When a group of people drum together, they reach entrainment - they follow each other's rhythms. It's something you feel, you know when you're there. Drummers call it "the pocket". I call it heaven. Rhythm is a language that can unite diverse people. Rhythm can succeed where words fail. Drumming creates one powerful voice out of many. It's....magical. And that's why I love it.

July 20, 2007

Rhythm is the Mother Tongue

"Rhythm is the Mother Tongue." I wish I'd said that first, but I didn't. Gabrielle Roth did. Or maybe she didn't, but when I came across the quote it was attributed to her and since I don't have any info that would dispute that, I say you go, Gaby. I loved the quote but didn't have any idea who Gabrielle Roth is. So I googled her. She's the originator of something called the 5Rhythms Meditation Movement practice. I won't go into detail about what that is here, but check out her website. If nothing else grabs you about the meditation thing, the music is hypnotic. And rhythmical...and full of drums. Which brings us back to drumming which is where I left everyone.

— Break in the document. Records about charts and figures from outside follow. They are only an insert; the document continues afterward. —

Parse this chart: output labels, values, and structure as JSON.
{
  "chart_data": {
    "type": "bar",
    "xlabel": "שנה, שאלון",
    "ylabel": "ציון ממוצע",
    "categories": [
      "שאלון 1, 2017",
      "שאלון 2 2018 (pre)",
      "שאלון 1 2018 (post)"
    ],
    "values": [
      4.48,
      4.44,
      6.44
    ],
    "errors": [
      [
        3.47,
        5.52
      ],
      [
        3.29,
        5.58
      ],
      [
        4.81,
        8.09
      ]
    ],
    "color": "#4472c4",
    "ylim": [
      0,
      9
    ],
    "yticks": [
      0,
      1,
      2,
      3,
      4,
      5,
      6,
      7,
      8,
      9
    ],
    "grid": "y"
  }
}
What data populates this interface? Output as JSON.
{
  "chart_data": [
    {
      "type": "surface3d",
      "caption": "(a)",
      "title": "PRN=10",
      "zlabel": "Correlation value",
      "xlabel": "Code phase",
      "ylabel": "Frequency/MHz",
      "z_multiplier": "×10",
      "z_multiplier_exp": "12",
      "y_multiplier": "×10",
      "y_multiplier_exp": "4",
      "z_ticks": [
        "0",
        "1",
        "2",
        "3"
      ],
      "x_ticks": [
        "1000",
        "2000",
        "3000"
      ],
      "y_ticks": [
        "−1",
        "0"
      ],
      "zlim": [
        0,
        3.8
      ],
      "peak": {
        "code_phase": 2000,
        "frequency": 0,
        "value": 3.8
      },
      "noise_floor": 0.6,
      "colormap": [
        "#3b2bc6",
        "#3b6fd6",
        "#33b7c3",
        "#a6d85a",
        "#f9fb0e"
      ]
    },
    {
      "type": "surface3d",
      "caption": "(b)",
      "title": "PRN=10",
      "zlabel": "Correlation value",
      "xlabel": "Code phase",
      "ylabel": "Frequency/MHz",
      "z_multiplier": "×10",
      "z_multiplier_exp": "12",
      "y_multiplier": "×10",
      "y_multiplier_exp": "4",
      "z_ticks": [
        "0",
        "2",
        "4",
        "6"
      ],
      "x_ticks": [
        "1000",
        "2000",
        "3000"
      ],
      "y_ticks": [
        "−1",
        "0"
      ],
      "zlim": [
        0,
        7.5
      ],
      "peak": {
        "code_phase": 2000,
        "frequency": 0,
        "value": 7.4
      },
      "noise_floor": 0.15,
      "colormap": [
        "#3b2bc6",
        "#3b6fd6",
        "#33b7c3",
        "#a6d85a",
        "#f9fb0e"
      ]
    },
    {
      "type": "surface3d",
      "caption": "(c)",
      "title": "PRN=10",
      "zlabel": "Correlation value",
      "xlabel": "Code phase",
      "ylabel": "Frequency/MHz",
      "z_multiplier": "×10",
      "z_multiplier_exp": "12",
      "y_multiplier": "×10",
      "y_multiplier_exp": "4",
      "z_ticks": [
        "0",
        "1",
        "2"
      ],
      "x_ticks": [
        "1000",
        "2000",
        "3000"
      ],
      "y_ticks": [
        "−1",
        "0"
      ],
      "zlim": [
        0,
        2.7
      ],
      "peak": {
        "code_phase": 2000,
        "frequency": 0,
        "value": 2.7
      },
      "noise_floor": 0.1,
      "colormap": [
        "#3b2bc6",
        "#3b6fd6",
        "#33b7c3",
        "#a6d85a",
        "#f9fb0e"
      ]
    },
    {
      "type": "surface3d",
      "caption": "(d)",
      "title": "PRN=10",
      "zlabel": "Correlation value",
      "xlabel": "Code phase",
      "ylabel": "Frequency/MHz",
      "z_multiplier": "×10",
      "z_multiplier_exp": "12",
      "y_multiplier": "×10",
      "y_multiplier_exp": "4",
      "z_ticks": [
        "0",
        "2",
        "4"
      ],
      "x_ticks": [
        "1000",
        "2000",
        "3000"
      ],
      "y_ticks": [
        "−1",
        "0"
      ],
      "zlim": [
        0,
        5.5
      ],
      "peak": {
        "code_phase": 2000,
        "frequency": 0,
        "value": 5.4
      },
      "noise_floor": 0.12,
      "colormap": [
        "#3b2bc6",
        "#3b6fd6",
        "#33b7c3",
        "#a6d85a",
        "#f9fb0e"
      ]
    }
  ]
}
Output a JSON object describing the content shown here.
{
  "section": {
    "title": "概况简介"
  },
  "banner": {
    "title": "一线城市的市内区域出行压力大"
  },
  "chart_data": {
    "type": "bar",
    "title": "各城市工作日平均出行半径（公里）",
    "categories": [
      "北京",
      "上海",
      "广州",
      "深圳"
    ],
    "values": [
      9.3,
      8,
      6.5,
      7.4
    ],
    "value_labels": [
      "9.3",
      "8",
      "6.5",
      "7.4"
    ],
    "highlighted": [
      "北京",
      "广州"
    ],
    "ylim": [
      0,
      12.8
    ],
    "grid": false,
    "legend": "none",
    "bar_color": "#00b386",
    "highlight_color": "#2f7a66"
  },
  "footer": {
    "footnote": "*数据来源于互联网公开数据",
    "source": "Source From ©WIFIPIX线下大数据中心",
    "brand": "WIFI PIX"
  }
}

I'm back from Utah having now been trained as a HealthRHYTHMS drum facilitator. People who know me would say that although I'm open to new experiences, I'm not the type to jump on the bus of just any old thing simply because it's new or cutting edge or might make the rest of my family question my sanity...again. And I'm more often than not circumspect in my reaction to something, perhaps fearing my capability of going off the deep end. I was expecting to find group empowerment drumming mildly amusing and somewhat helpful in giving me an outlet for my own musical cravings. I was not expecting it to be almost life changing...and it was. Life changing in the sense of igniting a passion for new direction in my work. Life changing in the sense of finding a key to a level playing field. Life changing in the sense of opening up a closed place in my heart. Okay, that sounds a little too touchy feely even for me but suffice it to say that I've got new energy around what I think is important in life - creating communities of practice (CoP). In CoP's, people come together to share their concern and/or passion for what they do - and they learn to do it better by sharing knowledge, resources, experience, tools and stories. Maybe we can create a human CoP, where we learn to live together in more productive ways simply as people. Just a thought.

June 14, 2007

The Irony of It All

Research into the healing effects of drumming are ongoing. Won't it be ironic if the wisdom of the indigenous world leads to relief from the stress of the 21st Century?